The tribal chairmen of Connecticut’s two federally recognized Native American tribes that operate the two casinos greeted the legislative chairs of the committee that oversees all forms of gambling with word that their newly named “Tribal Winds” joint venture casino project for East Windsor is shovel ready.

They added that they’ve already spent $15 million on the project and that it will employ thousands of Connecticut residents from construction to opening.

The only snag remaining is that, even though it was approved by the legislature and signed by then-Governor Malloy 19 months ago, the law was contingent upon approval from the U.S. Department of Interior’s Bureau of Indian Affairs. 

“Interior was on board with that for two plus years and then at the last minute, under political influence, which we have a lawsuit regarding that they changed their opinion,” said Rodney Butler, Chairman of the Mashantucket Pequot tribe.

The tribes contend that the political influence came from MGM, which they say is trying to stop the East Windsor project to protect their investment in their new casino in Springfield.

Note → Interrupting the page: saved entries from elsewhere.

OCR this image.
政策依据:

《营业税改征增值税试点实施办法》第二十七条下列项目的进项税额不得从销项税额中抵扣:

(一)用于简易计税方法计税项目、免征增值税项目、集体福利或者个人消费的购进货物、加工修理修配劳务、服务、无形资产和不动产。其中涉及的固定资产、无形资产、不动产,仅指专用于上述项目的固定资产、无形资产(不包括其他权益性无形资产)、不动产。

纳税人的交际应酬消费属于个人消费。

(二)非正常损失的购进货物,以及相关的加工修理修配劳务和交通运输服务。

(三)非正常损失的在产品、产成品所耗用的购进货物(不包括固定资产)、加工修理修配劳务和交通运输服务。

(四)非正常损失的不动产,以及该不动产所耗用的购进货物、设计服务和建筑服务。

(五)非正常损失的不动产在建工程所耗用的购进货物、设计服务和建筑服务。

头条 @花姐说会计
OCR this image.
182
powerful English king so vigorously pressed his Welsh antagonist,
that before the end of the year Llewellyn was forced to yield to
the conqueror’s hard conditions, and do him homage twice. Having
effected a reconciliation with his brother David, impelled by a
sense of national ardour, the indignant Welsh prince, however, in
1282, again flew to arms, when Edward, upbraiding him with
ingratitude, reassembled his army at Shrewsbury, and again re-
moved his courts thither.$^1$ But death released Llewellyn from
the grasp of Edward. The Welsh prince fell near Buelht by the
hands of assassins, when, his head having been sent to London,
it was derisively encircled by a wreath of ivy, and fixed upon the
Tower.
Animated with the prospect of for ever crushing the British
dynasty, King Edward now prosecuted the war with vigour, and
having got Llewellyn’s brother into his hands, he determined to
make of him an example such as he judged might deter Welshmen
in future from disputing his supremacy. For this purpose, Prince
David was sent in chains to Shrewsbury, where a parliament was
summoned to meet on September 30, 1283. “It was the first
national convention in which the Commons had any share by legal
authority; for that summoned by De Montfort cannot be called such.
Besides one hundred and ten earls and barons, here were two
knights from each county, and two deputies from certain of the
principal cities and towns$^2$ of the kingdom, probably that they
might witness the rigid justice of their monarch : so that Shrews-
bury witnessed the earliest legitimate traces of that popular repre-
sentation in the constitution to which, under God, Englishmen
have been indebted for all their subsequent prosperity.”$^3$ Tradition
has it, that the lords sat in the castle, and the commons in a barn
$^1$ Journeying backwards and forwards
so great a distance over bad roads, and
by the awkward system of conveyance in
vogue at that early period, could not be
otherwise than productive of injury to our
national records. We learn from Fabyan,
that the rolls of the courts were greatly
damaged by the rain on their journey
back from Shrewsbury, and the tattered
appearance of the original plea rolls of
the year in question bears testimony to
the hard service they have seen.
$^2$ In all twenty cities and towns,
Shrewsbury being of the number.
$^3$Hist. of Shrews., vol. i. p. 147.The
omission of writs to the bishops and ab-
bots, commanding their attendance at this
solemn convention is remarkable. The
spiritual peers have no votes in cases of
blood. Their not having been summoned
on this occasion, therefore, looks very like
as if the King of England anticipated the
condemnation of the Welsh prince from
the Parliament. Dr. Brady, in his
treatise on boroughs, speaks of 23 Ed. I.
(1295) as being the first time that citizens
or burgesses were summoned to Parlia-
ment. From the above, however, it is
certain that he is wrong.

The tribal chairmen told the committee that they believe they will eventually get that federal approval, but that the East Windsor project could move forward if the legislature simply removes the need for federal approval. 

Butler added, “We’ve always felt that you could do both routes.”

Related Content: Mohegan, Mashantucket Pequot Tribes announce name of new East Windsor casino

And the tribes have a strong ally on the committee whose district includes both casinos. 

Sen. Cathy Osten (D-Baltic) said, “I don’t think the state of Connecticut should wait. As far as I’m concerned, the state of Connecticut doesn’t need the BIA’s approval on this.”

Osten and others believe this is just like the amendment the tribes made with the state over Keno games. But others on the committee say it’s too risky, like committee co-chair Rep. Joe Verrengia (D-West Hartford).

He said, “If we were to do that, we would put the state at a greater financial risk. A risk that I’m not willing to take.”

Tuesday;s discussion was restricted to the East Windsor project. 

There is also a bill calling for a competitive process allowing others like MGM to compete for a possible new casino.

That’s what MGM is advocating. That hearing is yet to be scheduled.

MGM issued a statement on Tuesday, which read:

“It is time now for Connecticut to move beyond the back-and-forth of the past few years and establish an open, competitive bidding process for a commercial casino.  The vast majority of Connecticut residents support that approach.  That is the most effective way for policy makers to determine what is in the state’s best interest – for jobs, economic development and revenue to the state and local communities.  What’s best for Connecticut should be driving the decision-making.”